Todos fijaron en mí la atención, y doña Gregoria, acercándose maternalmente a mi cama, me habló así:
– ¿Estás despierto, niño? ¿Ves y entiendes? ¿Puedes hablar? Pobrecito: ya se te ha quitado la terrible calentura, y el Santo Ángel de tu Guarda ha conseguido del Padre Eterno que te otorgue el seguir viviendo. ¿Cómo estás? ¿Nos ves a los que estamos aquí? ¿Nos conoces? ¿Entiendes lo que decimos? Debes de estar bien, porque ya no dices desatinos, ni quieres echarte de la cama, ni nos insultas, ni dices que nos vas a matar, ni llamas a D. Celestino ni a la doña Inés, que te traían trastornado el juicio. Estás bien, ya estás fuera de peligro, y vivirás, pobre niño; pero ¿has perdido la razón, o Dios quiere que te veamos en tu ser natural, sano y completo y cuerdo, tal y como estabas, antes de que aquellos caribes…?

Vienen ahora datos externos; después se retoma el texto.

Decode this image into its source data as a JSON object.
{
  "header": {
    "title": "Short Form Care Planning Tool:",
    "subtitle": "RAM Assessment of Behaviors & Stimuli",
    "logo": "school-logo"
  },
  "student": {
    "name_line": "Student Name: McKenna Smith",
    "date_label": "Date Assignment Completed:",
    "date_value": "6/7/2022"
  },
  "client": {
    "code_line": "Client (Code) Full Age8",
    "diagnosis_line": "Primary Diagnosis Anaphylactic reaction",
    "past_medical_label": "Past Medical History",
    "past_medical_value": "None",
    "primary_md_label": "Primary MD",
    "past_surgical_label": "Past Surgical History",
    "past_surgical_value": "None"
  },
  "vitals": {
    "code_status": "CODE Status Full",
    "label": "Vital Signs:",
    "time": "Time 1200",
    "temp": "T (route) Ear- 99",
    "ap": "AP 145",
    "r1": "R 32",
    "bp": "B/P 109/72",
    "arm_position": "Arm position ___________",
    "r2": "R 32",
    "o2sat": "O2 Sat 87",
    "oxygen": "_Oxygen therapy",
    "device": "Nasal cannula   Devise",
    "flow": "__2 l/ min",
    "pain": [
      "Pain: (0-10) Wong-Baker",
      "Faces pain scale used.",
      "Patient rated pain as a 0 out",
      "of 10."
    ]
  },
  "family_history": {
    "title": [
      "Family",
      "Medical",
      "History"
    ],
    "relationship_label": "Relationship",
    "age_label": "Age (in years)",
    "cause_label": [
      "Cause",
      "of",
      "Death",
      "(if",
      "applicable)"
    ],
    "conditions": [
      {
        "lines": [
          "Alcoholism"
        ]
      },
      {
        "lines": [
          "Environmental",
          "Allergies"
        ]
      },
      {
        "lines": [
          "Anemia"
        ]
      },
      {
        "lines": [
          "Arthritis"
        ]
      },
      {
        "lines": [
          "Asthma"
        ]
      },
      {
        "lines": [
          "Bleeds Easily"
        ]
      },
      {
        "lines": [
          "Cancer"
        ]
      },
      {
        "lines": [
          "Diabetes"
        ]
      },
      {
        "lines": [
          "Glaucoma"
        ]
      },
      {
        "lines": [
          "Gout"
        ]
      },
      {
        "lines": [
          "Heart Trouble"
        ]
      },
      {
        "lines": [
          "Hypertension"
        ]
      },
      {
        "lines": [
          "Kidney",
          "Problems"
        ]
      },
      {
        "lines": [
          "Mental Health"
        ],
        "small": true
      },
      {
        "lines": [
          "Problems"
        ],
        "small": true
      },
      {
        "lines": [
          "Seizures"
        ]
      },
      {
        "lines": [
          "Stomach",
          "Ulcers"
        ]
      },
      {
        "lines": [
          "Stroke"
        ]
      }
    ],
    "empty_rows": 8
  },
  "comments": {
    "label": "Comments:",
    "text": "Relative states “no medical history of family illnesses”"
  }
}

– Y en verdad, no sé cómo ha escapado el infeliz – dijo Fernández a Santorcaz. – Tres balazos tenía en su cuerpecito: uno en la cabeza el cual no es más que una rozadura, otro en el brazo izquierdo, que no le dejará manco, y el tercero en un costado, y en parte sensible, tanto que si no le hubieran sacado la bala, no le veríamos ahora tan despiertillo.

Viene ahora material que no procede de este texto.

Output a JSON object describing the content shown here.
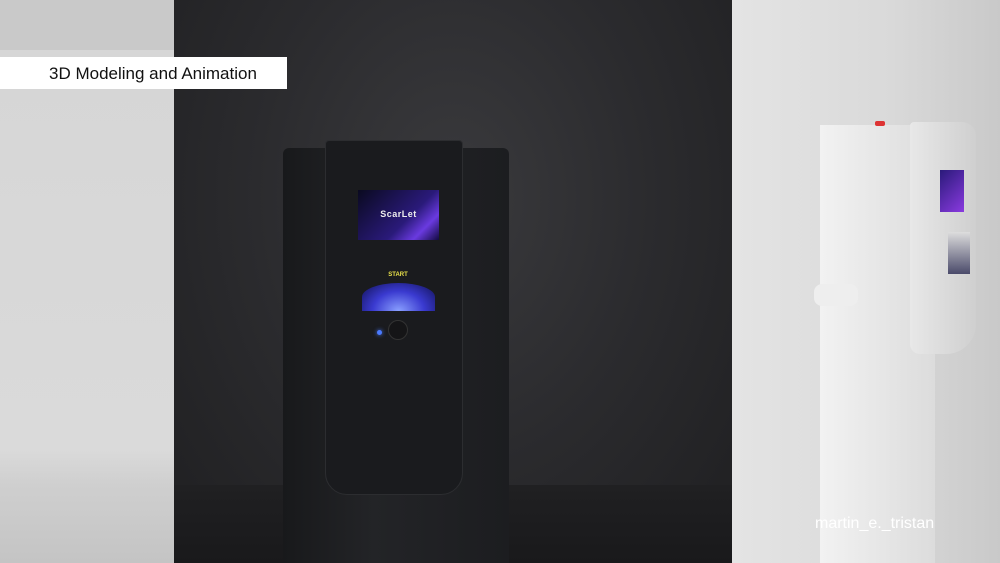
{
  "overlay": {
    "title": "3D Modeling and Animation",
    "credit": "martin_e._tristan"
  },
  "kiosk": {
    "screen_text": "ScarLet",
    "start_label": "START"
  }
}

Aquellas bondadosas personas me instaron para que hablase, mostrándoles que mi razón, como mi cuerpo, se había repuesto de la tremenda crisis a que estuviera sujeta. También acudió con cariñosa solicitud a darme alimento la ejemplar doña Gregoria, y tomado aquel ávidamente por mí, me sentí muy bien. ¿Había resucitado o había nacido en aquella noche?
– Ahora, chiquillo, estate tranquilo – continuó doña Gregoria sentándose a mi lado. – ¡Cuánto se va a alegrar el Sr. Juan de Dios cuando te vea!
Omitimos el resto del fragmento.